“大小姐太客气了。”桂嬷嬷嘴上说着客气,却早已坐下,持杯轻抿。
“咳咳。。。。。。”陈青染摆了摆手,轻咳两声,继续说,“青染微感风寒,不能去祖母面前请案,还望嬷嬷向祖母说一声。”
“哟,怎么就感染风寒?有没有请过大夫?”桂嬷嬷一听,心头微讶,急急地放下手中的杯子,问。
“都怪我没有阻止她!姐姐昨晚想起双亲,坐在窗前,吹了一夜风。适才姐姐刚醒来,还不曾请过大夫。”列秋一阵自责地说。
桂嬷嬷闻言,忙走过床边,看了看陈青染的脸色。
只见她一脸没精打彩的,状态似有些不对劲。
她忙说:“大小姐且忍一忍,老奴这就告诉老太君,请大夫过来。”
“多谢嬷嬷,咳咳。。。。。。列秋,送送嬷嬷。”陈青染有气无力地说。
先告诉老太君,这意识请不请大夫还不一定。
堂堂一个大小姐,请个大夫还这么费劲。她也是醉了。
“姐姐——”
“列秋,你安排一下那两丫头。”陈青染不愿插手这种小事,有她的小秋秋在,定不用叫她愁!
蘅藜院中,方老太君眯着眼,手里拿着一串檀木佛珠,一边不停地一颗一颗地拨动着,一边听着桂嬷嬷地汇报。
等她一说完,老太君手中的动作一滞,缓缓地睁眼,淡淡地说:“去请杨大夫。”
桂嬷嬷眼睛睁得大大的,随即低头毕恭毕敬地说:“是!”
杨大夫是老太君指定的专诊大夫,老太君竟然派给大小姐使,这说明——
桂嬷嬷亲自带着杨大夫再次来到清屏阁。
杨大夫在外间便驻足,男女有大防、授受不清。
列秋放下大红绣幔,陈青染从幔中慢慢地伸出一手,露在帐外,便见列秋用帕子盖住遮掩。
一切妥当后,杨大夫递上一丝线,让列秋绑在陈青染地手腕上,他坐在外间,一阵悬丝诊脉。

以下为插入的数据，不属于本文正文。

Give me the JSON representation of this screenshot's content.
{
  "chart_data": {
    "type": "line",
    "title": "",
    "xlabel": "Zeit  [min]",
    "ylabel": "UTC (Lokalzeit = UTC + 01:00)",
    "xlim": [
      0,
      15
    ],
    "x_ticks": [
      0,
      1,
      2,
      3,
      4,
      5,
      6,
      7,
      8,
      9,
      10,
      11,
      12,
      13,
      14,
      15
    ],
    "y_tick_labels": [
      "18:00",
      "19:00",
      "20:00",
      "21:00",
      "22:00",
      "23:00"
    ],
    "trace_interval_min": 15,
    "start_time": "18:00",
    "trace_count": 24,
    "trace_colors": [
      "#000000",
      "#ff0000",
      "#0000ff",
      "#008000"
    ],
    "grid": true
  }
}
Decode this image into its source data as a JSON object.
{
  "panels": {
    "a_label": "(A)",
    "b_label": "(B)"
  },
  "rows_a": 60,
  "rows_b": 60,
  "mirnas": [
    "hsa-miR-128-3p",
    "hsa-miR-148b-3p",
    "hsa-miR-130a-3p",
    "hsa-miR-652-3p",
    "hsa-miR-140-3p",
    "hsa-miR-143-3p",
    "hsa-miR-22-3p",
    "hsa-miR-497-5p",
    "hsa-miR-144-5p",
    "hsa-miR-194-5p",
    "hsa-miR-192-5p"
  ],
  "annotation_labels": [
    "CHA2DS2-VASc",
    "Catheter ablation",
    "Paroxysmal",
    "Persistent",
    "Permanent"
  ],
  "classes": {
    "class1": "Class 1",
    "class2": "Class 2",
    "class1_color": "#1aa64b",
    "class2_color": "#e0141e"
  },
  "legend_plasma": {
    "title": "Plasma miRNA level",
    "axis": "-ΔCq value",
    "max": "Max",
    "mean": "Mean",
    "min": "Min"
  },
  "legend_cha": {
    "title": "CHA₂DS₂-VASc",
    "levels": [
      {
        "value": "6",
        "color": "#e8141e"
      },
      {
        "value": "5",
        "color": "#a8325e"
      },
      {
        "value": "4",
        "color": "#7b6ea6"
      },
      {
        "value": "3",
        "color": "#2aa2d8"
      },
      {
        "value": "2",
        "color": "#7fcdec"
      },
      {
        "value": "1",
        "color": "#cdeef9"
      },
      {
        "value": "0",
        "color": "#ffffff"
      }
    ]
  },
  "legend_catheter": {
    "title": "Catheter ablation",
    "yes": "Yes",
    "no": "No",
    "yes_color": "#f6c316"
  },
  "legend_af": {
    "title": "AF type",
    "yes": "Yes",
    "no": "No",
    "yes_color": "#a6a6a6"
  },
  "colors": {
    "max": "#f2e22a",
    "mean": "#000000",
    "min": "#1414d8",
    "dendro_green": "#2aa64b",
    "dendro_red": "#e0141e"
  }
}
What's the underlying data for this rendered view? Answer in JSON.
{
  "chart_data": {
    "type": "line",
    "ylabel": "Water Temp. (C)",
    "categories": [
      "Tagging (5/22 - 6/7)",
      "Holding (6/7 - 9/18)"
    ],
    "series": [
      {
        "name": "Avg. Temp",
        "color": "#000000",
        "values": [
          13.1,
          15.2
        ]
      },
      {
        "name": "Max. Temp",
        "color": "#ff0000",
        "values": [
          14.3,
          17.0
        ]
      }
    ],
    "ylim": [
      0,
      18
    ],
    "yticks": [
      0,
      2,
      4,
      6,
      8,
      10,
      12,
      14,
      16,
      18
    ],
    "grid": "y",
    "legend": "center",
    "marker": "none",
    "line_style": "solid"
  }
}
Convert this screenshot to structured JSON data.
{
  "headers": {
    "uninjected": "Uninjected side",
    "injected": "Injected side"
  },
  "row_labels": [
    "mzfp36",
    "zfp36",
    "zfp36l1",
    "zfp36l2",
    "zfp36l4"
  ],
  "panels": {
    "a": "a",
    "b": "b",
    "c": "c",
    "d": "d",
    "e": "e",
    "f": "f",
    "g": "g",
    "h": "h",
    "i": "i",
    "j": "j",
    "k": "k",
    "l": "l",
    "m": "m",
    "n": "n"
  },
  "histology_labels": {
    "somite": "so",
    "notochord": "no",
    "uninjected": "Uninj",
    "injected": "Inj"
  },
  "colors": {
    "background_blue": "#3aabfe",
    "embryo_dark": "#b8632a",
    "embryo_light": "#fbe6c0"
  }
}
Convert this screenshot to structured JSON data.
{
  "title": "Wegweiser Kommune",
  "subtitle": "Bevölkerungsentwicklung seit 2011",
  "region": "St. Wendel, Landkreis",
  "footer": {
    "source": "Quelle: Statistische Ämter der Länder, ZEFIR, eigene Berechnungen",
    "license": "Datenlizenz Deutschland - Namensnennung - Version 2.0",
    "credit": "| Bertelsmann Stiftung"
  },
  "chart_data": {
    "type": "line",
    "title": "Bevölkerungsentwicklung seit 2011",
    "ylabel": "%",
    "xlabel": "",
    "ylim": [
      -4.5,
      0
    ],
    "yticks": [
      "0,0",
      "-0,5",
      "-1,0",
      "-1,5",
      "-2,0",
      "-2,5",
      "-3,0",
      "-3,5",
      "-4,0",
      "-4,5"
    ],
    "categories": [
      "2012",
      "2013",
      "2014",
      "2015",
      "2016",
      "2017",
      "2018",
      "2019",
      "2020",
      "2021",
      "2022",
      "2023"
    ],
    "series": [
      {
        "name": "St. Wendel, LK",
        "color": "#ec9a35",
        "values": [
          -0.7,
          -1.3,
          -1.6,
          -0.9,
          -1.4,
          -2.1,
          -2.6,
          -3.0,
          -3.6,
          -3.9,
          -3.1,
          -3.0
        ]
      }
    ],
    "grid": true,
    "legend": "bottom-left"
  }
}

他一边诊一边详细地问了问陈青染的各种情况,列秋一一回答。
桂嬷嬷分明站立一旁,看着他捋着胡须,一脸凝重。
“杨大夫,大小姐的病情如何?”桂嬷嬷轻轻地问。
“脉象十分虚弱,从刚才转述来看,的确是风寒之症。”杨大夫若有所思地说。
“咳咳。。。。。。咳。。。。。。”内室传来一阵咳嗽声,陈青染压低声音,虚弱地说,“冷。。。。。。”
列秋一听,急忙走了进来。桂嬷嬷站在内室的门帘处,却是不敢走进。
陈青染紧紧地蜷缩在被褥中,瑟瑟发抖。
“冷。。。。。。咳咳。。。。。。”她紧皱着眉,一脸疲惫地盼开眼睛,吐完一字,便剧烈的咳嗽起来,一手紧捂着胸口,说不下去。
看着陈青染蜷缩的样子,桂嬷嬷一脸凝重,瞪了一眼列秋,说:“秋姑娘赶紧为大小姐再添床被褥。大小姐好生养着,老奴先随杨大夫去取药。”
桂嬷嬷福了福,便退了出去,走到门口看见明珠明月,淡淡地说:“大小姐生病期间,你二人警醒着点。”
“是!”
杨大夫自然是知道桂嬷嬷带自己去老太君面前,倒是一句也不吭。
列秋走近陈青染的身边,顺势搭着她的脉搏,稍稍地松了口气。